Will cancer treatment leave me with a temporary or permanent loss of sensation? If so, what can I expect? Will I experience painful intercourse (due to reduced vaginal lubrication or changes in the genital tissue)? If so, what can I do about the changes? Will I undergo premature menopause? If so, how can I treat the symptoms?

For Men

Will I have less feeling in my genitals? If so, how will it affect me? Will I be left impotent or have difficulty maintaining an erection or ejaculating? If so, what can I do about the situation?

For Men and Women of Childbearing Age

How will my cancer or the treatment affect my fertility?

Can I freeze my sperm or eggs?

What are my options for having children after treatment? For Everyone

When can I safely resume sexual activity? Will I experience less sexual desire (decreased libido)? Will I experience less physical pleasure with intimacy and sexual intercourse?

Are there any special precautions that I should take?

Will any of the medications (or other treatments) I am currently taking affect me emotionally or physically with regard to intimacy? Are my issues with intimacy going to be permanent? Can you offer me suggestions (about creams, medications, devices, etc.) on how to improve my ability to be physically intimate?

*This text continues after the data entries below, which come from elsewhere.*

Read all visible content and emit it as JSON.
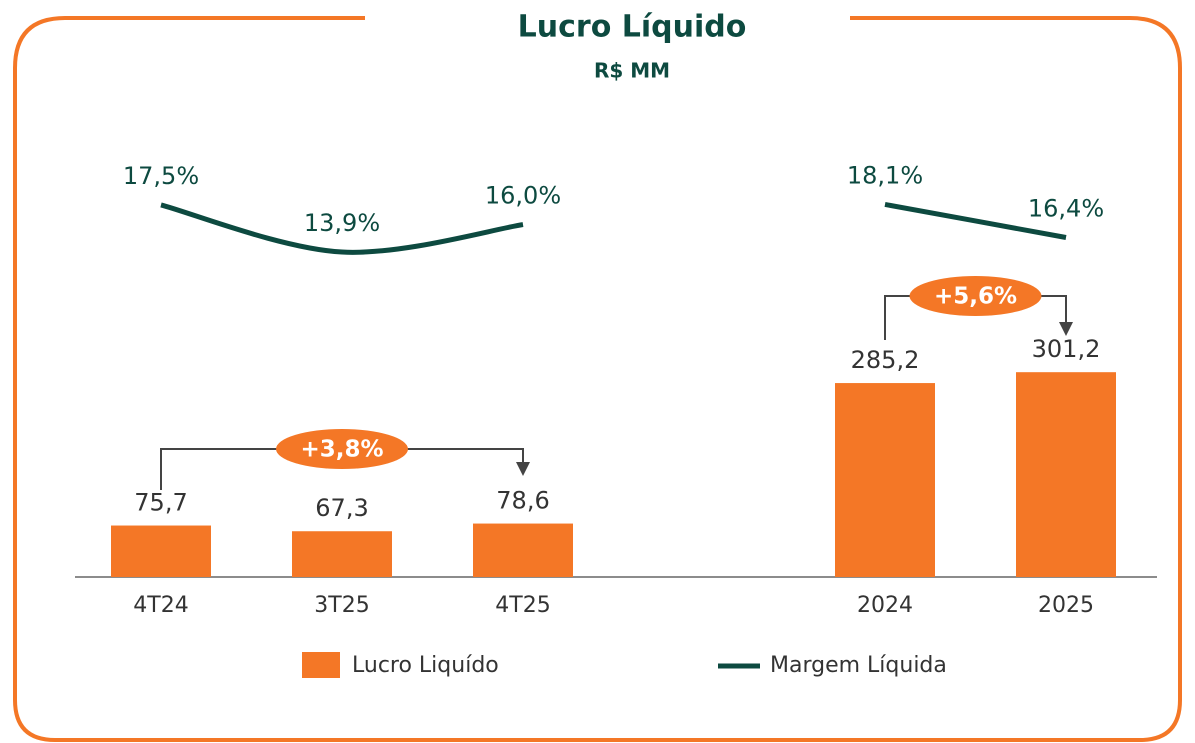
{
  "title": "Lucro Líquido",
  "subtitle": "R$ MM",
  "chart_data": [
    {
      "type": "bar_line",
      "categories": [
        "4T24",
        "3T25",
        "4T25"
      ],
      "ylim": [
        0,
        400
      ],
      "y2lim": [
        11,
        21.7
      ],
      "series": [
        {
          "name": "Lucro Liquído",
          "color": "#f47726",
          "values": [
            75.7,
            67.3,
            78.6
          ],
          "value_labels": [
            "75,7",
            "67,3",
            "78,6"
          ]
        },
        {
          "name": "Margem Líquida",
          "color": "#0d4a40",
          "axis": "y2",
          "values": [
            17.5,
            13.9,
            16.0
          ],
          "value_labels": [
            "17,5%",
            "13,9%",
            "16,0%"
          ]
        }
      ],
      "annotation": "+3,8%"
    },
    {
      "type": "bar_line",
      "categories": [
        "2024",
        "2025"
      ],
      "ylim": [
        0,
        400
      ],
      "y2lim": [
        13.7,
        20.9
      ],
      "series": [
        {
          "color": "#f47726",
          "values": [
            285.2,
            301.2
          ],
          "value_labels": [
            "285,2",
            "301,2"
          ]
        },
        {
          "color": "#0d4a40",
          "axis": "y2",
          "values": [
            18.1,
            16.4
          ],
          "value_labels": [
            "18,1%",
            "16,4%"
          ]
        }
      ],
      "annotation": "+5,6%"
    }
  ]
}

Can you refer me to a professional who specializes in the type of intimacy issues that I am dealing with?

You may also want to consider other professional help with intimacy issues. Cancer centers often offer sexual rehabilitation services such as an evaluation of the physical problems that might contribute to difficulty with sexual intercourse and counseling for those who are dealing with emotional issues that can impact intimacy. Sexual dysfunction clinics may be conducted by your local hospital or a private group in your area. These clinics typically offer the same types of services as a cancer center does and can include health professionals such as gyne-

cologists, urologists, endocrinologists, psychiatrists, psychologists, and clinical social workers. Sex therapy, another option, usually involves working as a couple with a mental health professional for a specific period of time (usually around ten to twenty visits). The goal of sex therapy is to treat issues specifically related to intimacy. Underlying marital problems are better addressed in traditional couples therapy. For more information on resources, see the Appendix.

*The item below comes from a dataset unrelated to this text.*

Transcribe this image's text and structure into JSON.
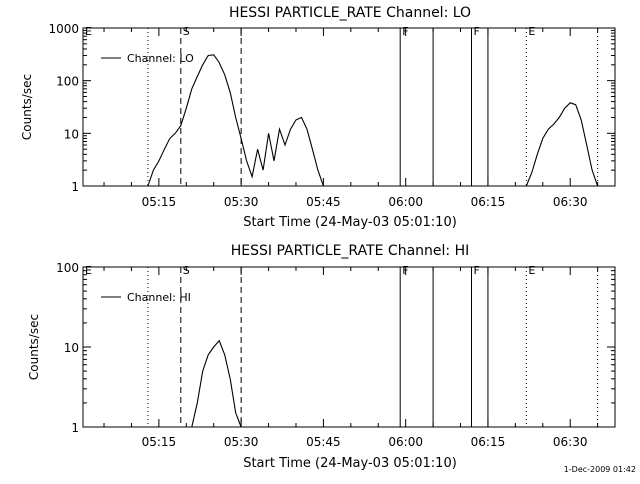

Regardless of where you are in terms of your treatment, improving intimacy with your partner is an important goal. Physical intimacy is a significant part of most adult couples' relationships, despite age and illness. But cancer can and does get in the way. As psychologist Leslie Schover writes in Sexuality and Infertility after Cancer, "Sex and cancer are two words that do not seem to belong in the same sentence. We think of sexuality as a force for joy and new life, whereas cancer is a death force. Increasingly, however, men and women survive their cancers. . . . Being able to enjoy sex is one important battle in winning the war against cancer."

Note also the part that nonsexual physical intimacy can play. Joyce and Barry Vissell (a nurse and a psychiatrist, respectively) write in The Heart's Wisdom: A Practical Guide to Growing Through Love, "Snuggling, hugging, and touching each other (especially in a non-sexual way) is an essential ingredient for every relationship. . . . Such a simple act can carry much power to sustain and heal our relationships far beyond what the mind thinks possible."